Botryococcus terribilis Ethanol Extract Exerts Anti-inflammatory Effects on Murine RAW264 Cells

The present study aimed to evaluate the effects of Botryococcus terribilis ethanol extract (BTEE) on lipopolysaccharide (LPS)-induced inflammation in RAW264 cells. BTEE significantly attenuated LPS-induced nitric oxide production and inflammatory cytokines release, including Ccl2, Cox2, and Il6. On the other hand, several anti-inflammatory mediators, such as Pgc1 beta and Socs1, were increased in BTEE-treated cells. Further, we performed an untargeted whole-genome microarray analysis to explore the anti-inflammatory molecular mechanism of BTEE. Enrichment analysis showed BTEE significantly downregulated `response to stimulus', `locomotion', and `immune system response' and upregulated `cell cycle' gene ontologies in both 6- and 17-h post-LPS stimulation conditions. Pathway analysis revealed BTEE could downregulate the expressions of chemokines of the CC and CXC subfamily, and cytokines of the TNF family, TGF beta family, IL1-like, and class I helical. PPI analysis showed AXL receptor tyrosine kinase (Axl), a receptor tyrosine kinase from the TAM family, and its upstream transcription factors were downregulated in both conditions. Node neighborhood analysis showed several Axl coexpressed genes were also downregulated. Further, kinase enrichment and chemical perturbation analyses supported Axl inhibition in BTEE-treated conditions. Altogether, these findings suggest anti-inflammatory effects of BTEE that are mediated via the suppression of pro-inflammatory cytokines and predict its potential as an Axl inhibitor.

Automated summary

The present study investigated the anti-inflammatory effects of Botryococcus terribilis ethanol extract (BTEE) on LPS-induced inflammation in RAW264 cells.
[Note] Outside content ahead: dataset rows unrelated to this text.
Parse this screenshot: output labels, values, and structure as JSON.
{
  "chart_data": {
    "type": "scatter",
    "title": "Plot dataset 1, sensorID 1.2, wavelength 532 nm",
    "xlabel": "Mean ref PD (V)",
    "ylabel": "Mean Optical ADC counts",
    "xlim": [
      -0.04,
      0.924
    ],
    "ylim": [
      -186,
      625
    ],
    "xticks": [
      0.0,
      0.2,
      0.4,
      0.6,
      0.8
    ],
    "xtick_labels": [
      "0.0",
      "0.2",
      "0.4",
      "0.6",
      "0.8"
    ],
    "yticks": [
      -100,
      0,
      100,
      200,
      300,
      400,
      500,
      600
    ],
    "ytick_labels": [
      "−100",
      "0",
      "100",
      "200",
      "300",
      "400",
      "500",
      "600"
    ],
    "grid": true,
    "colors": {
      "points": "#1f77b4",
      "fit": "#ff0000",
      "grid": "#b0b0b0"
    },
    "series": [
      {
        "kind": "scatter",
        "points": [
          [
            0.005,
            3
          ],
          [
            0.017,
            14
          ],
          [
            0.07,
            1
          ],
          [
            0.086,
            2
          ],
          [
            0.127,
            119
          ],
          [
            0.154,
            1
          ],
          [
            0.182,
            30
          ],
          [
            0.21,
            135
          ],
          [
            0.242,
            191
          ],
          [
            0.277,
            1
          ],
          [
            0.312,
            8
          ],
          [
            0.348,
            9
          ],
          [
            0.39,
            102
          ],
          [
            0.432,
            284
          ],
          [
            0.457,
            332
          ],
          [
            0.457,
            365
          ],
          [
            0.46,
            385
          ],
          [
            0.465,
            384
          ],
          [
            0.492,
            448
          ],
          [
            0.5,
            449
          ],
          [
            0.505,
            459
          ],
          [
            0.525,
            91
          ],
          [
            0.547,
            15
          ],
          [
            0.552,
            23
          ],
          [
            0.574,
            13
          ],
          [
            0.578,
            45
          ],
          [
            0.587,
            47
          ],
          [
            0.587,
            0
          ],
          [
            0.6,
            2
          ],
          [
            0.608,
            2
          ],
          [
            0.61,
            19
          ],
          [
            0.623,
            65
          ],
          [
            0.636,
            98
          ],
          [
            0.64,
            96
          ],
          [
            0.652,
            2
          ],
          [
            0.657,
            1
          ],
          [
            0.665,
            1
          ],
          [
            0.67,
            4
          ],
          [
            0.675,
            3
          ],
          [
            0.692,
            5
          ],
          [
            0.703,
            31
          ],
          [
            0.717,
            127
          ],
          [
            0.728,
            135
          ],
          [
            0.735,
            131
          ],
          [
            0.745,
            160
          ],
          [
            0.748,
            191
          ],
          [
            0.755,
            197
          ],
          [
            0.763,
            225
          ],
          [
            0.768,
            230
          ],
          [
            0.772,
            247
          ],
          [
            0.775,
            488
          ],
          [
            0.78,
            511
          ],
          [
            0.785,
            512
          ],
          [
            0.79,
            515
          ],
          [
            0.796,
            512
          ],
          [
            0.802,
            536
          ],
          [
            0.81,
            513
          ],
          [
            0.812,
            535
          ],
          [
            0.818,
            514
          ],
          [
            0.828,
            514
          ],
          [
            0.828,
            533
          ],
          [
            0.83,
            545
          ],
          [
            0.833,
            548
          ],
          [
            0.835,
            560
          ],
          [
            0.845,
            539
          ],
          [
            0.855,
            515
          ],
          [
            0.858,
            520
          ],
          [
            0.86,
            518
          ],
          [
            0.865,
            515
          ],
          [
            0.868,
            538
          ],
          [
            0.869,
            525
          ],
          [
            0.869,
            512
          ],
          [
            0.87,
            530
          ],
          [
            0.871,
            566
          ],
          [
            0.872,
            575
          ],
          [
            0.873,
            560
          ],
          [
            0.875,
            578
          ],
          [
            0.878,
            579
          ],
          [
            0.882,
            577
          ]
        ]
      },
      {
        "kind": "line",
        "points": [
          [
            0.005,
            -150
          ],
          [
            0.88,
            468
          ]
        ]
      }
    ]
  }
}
BTEE significantly inhibited the production of nitric oxide and inflammatory cytokines, while promoting the expression of anti-inflammatory mediators. Whole-genome microarray analysis revealed that BTEE downregulated genes related to stimulus response, locomotion, and immune system response, and upregulated genes associated with cell cycle. Pathway and protein-protein interaction analyses suggested the potential role of BTEE as an Axl inhibitor. These findings demonstrate the anti-inflammatory properties of BTEE and its potential therapeutic value as an Axl inhibitor.